Although high CRP levels have been linked to poor clinical outcomes in various types of cancers with ICI treatment, little is known about the direct effects of CRP on adaptive immunity in cancer. Recently, Yoshida et al. found that CRP inhibited the function of activated CD4+ and CD8+ T cells, induced the expression of interleukin-1β by T cells, and suppressed the expression of costimulatory molecules on mature DCs, and suppressed the expression of MART-1-specific CD8+ T cells in a dose-dependent manner, which caused an immunosuppressive environment [39]. These findings deepen our understanding of the effects of CRP on the chemotherapy plus ICI response. We also investigated other classic inflammation-related biomarkers, such as NLR or LDH, associated with ICI treatment failure in patients with NSCLC [40, 41]. However, the prognosis predictive performance of NLR and LDH was inferior to that of CRP.
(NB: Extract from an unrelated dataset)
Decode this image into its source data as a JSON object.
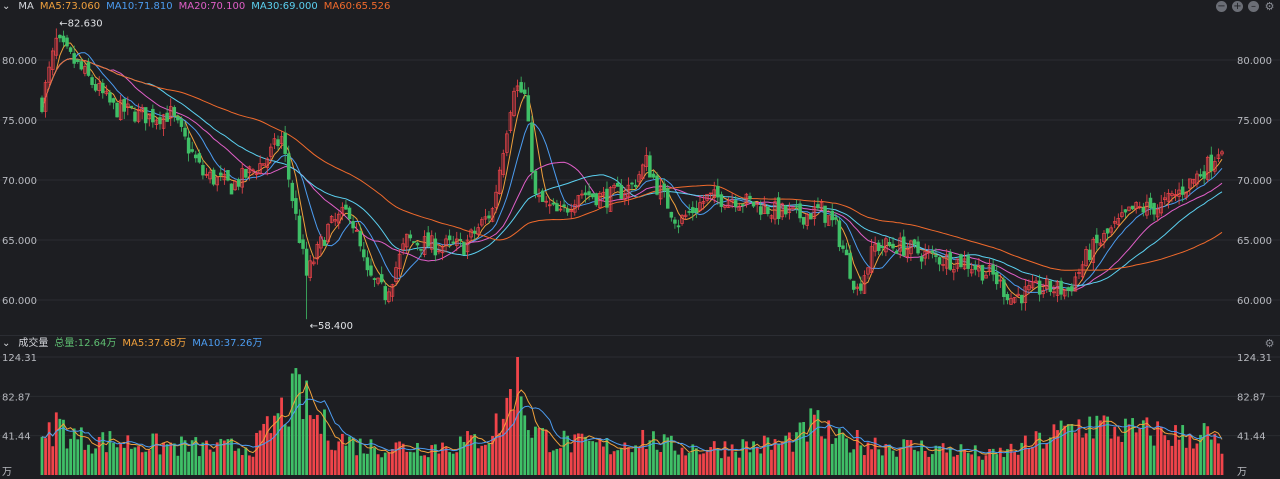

Our study also has other limitations. Firstly, despite our comprehensive analysis, unaddressed unmeasured confounding factors could potentially influence the results. In particular, our dataset lacks systematic data on short-term antibiotic use, known to negatively impact PFS and OS around the initiation of ICI therapy [42]. Additionally, while we excluded patients with active infections or autoimmune diseases, the specific causes of elevated CRP levels were not identified. Moreover, our categorization of CRP levels based on each center’s criteria might not reflect the nuances of an optimal, universally applicable cutoff. However, it offers a pragmatic solution that aligns with the varying clinical practices encountered in multicentric research. Lastly, emerging evidence suggests that dynamic changes in CRP could enhance its predictive value [43, 44], implying that integrating both baseline and dynamic CRP levels, as well as considering the effects of subsequent treatments, might provide deeper insights into biomarker roles within therapeutic strategies.

Conclusions

Our findings suggested that CRP is a useful biomarker for identifying patients unlikely to benefit from chemotherapy in combination with ICI treatment. However, further studies are needed to validate the CRP predictive value in patients with advanced LSCC, and to further elucidate the varying predictive value of CRP across different treatment modalities.